Лишь первая его книга продемонстрировала мимолетную слабину и подписана псевдонимом «Натанов»… Но — лишь одна и самая первая. И хватит об именах.
Вернемся к его темпераменту. И в детстве, и в зрелости бытовой темперамент подстраивался под общественный. Впрочем, не подстраивался — они всегда равнозначны. Тоник был одинаков при любых обстоятельствах и всегда и всюду. Если в детстве, в пору его увлечения шахматами (собственно, это увлечение сохранялось до кончины, разве что не в той романтической степени), он, проигрывая, ссорился, покидал «негостеприимный» дом, жаловался, то и в зрелом возрасте поначалу выискивал нечто некорректное в поведении партнеров, швырял с досады доску, но быстро приходил в себя, охлаждался и первый смеялся над собой. Темперамент!
Как уйти от воспоминаний о его увлечении шахматами! Можно ли назвать это увлечением? Это как книги, еще одна форма культуры. К сожалению, мне не было дано ни оценить, ни даже понять в должной мере эту часть бытия всей нашей компании. Все, кроме единственного невежды, меня, были шахматно грамотные, одаренные этим талантом в той или иной степени. То были кандидаты в мастера Смилга Валя, ныне профессор, физик, Юра Бразильский, ныне покойный, который учился в юридическом институте, а затем занимался с юными шахматистами, был редактором шахматной литературы, тоже рано умершие Юра Ханютин, теоретик-киновед и сценарист, Игорь Белоусов, моряк, путешественник, океанолог, Володя Левертов, режиссер, артист, преподаватель ГИТИСа, профессор, и Тоник — вся компания шахматная.
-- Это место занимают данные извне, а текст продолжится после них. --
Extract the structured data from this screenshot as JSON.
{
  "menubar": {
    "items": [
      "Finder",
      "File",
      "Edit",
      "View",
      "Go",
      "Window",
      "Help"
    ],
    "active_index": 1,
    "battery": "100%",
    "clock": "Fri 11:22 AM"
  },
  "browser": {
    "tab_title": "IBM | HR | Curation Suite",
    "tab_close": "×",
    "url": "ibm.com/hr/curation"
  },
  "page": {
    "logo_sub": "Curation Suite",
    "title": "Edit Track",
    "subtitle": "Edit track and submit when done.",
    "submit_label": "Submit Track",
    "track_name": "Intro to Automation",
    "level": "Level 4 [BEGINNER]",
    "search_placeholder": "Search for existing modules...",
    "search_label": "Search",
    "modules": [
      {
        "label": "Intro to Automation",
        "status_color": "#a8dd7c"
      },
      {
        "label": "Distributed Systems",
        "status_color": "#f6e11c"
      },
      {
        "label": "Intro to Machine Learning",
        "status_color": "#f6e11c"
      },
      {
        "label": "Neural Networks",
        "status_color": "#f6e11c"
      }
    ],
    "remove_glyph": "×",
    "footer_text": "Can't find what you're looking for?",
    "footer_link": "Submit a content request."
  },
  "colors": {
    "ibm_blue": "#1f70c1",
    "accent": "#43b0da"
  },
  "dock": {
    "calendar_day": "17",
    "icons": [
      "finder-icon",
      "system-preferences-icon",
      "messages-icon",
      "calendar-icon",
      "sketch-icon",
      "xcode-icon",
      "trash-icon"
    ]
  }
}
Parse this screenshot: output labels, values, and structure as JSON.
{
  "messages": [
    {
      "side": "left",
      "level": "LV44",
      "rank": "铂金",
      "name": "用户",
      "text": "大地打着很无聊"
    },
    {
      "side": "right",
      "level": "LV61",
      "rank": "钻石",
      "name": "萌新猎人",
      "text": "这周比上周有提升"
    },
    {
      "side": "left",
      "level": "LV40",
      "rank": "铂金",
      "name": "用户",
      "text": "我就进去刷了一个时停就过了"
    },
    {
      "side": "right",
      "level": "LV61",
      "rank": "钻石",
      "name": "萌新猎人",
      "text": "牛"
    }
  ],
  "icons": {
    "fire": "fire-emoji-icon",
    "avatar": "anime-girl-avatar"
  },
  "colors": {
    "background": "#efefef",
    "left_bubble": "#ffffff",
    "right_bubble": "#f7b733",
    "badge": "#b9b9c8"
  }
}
Но я, к шахматам отношения не имеющий, компанию не портил. Мы гуртом таскались в шахматный клуб, который в ту пору, не владея собственной территорией, имел временные прописки то в клубе милиции, то в клубе швейной фабрики. Постоянно толкались в коридоре университета на кафедре физкультуры, где вечно на подоконнике шли блиц-бои с участием шахматистов всех уровней, где руководитель университетским шахматным миром мастер П.А. Романовский уговаривал Тоника бросить историю и серьезно взяться за шахматы. До последних своих дней, во время наших сборищ по поводу каких-либо домашних празднеств. Тоник вдруг нарушал плавно, да и бурно текущее застолье, увлекал в соседнюю комнату Смилгу и Левертова, выросших детей — следующее поколение, тоже подвергшееся этой заразе, — и разражались бурные блиц-турниры, пока общество продолжало бражничать.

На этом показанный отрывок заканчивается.